Railway line in Chiba prefecture, Japan

The Keisei Chihara Line (京成千原線, Keisei Chihara-sen) is a railway line in Chiba Prefecture, Japan, operated by the Keisei Railway. The line (with direct services to and from the Keisei Main Line and Keisei Chiba Line) starts from Chiba-Chūō Station and ends at Chiharadai Station.

== Stations ==
- All trains are local trains that stop at every station.

No.: Station; Japanese; Distance (km); Transfers; Location
Between stations: Total
Keisei through services:: Via the Keisei Chiba Line & Keisei Main Line to/from Keisei-Ueno Via the Keisei Chiba Line & Keisei Matsudo Line to/from Matsudo
KS60: Chiba-Chūō; 千葉中央; -; 0.0; Keisei Chiba Line; Chūō-ku, Chiba; Chiba Prefecture
KS61: Chibadera; 千葉寺; 2.5; 2.5
KS62: Ōmoridai; 大森台; 1.7; 4.2
KS63: Gakuemmae; 学園前; 3.1; 7.3; Midori-ku, Chiba
KS64: Oyumino; おゆみ野; 1.5; 8.8
KS65: Chiharadai; ちはら台; 2.1; 10.9; Ichihara

== History ==
The line was originally planned by Kominato Railway, which obtained the government license for the new line between Hon-Chiba Station in central Chiba and Amaariki Station on the existing Kominato Railway Line in December 1957. Following years of suspension of the project, in December 1975, the license was transferred to Chiba Kyūkō Dentetsu (千葉急行電鉄), which was jointly established by Keisei Electric Railway and the Kominato Railway receiving investment from local governments and other sources.

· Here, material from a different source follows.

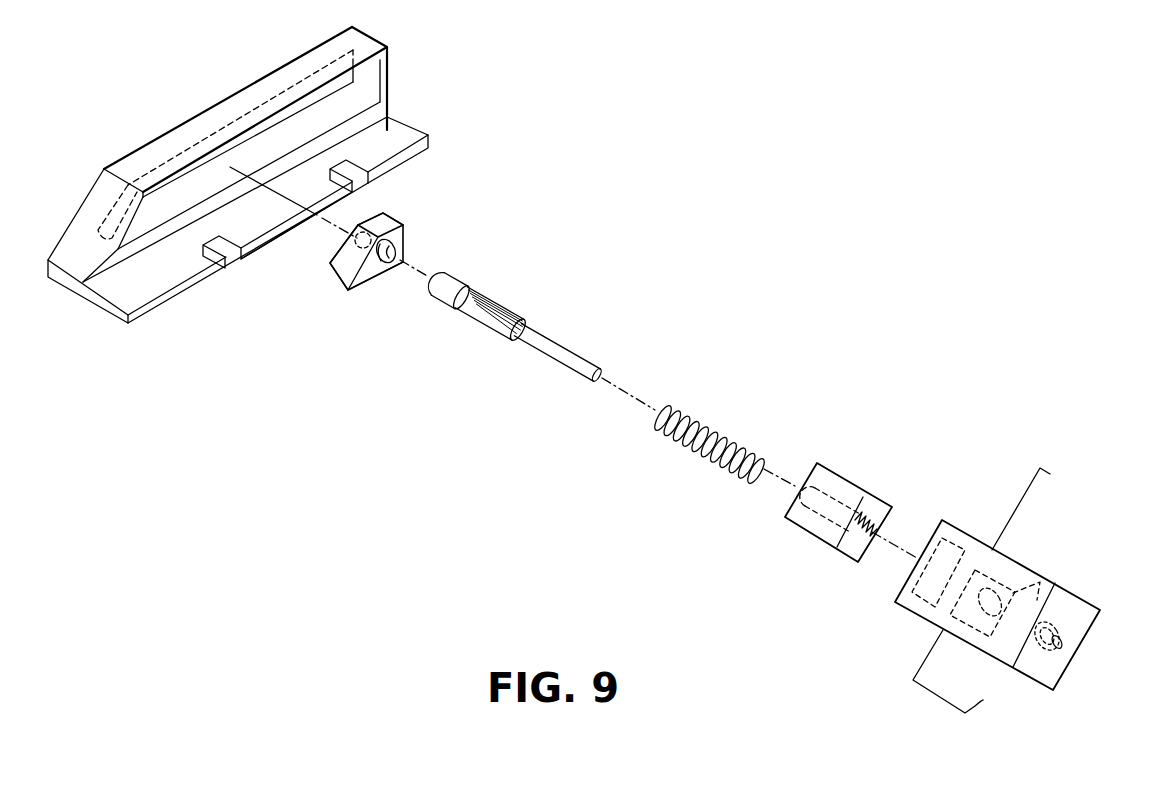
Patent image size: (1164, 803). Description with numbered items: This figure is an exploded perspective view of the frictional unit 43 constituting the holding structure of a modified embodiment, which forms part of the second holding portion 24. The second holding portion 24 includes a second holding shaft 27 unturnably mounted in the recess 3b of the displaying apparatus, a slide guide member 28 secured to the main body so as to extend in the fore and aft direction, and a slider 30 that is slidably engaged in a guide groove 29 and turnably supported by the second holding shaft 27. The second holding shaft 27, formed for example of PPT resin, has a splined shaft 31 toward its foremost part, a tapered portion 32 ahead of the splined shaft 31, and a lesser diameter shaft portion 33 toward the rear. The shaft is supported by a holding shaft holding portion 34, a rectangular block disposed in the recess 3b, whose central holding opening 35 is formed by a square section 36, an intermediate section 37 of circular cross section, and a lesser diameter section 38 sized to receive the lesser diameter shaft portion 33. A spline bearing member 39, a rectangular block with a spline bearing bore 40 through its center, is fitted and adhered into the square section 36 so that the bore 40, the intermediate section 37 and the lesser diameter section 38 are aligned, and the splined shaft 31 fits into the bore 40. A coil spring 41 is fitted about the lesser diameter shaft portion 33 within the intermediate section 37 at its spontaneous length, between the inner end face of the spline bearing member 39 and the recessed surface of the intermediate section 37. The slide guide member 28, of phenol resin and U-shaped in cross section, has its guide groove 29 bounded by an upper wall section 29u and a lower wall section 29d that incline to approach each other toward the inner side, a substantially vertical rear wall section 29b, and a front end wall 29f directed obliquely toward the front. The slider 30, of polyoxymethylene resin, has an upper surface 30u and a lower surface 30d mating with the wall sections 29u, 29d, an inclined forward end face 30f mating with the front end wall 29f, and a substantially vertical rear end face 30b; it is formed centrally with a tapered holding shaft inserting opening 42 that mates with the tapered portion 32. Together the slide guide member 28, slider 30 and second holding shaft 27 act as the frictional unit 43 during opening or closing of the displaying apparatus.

By the 1970s, the need for the railway had been increasing as the development of Chiba Ichihara New Town was in progress along the planned route. The plan was changed to make connection with the Keisei Chiba Line at Chiba-Chūō Station. Construction of the line began in August 1977 for the section between Chiba-Chūō Station and Chiharadai Station (10.91 km).

Chiba Kyūkō opened the new line between Chiba-Chūō Station and Ōmoridai Station (4.2 km) on April 1, 1992. The line to Chiharadai Station was completed on April 1, 1995. The entire line is single track, but the formation allows for duplication if and when required.

Due to its poor financial condition, Chiba Kyūkō was dissolved and the railway was sold to Keisei Electric Railway on October 1, 1998. Keisei named it the "Chihara Line".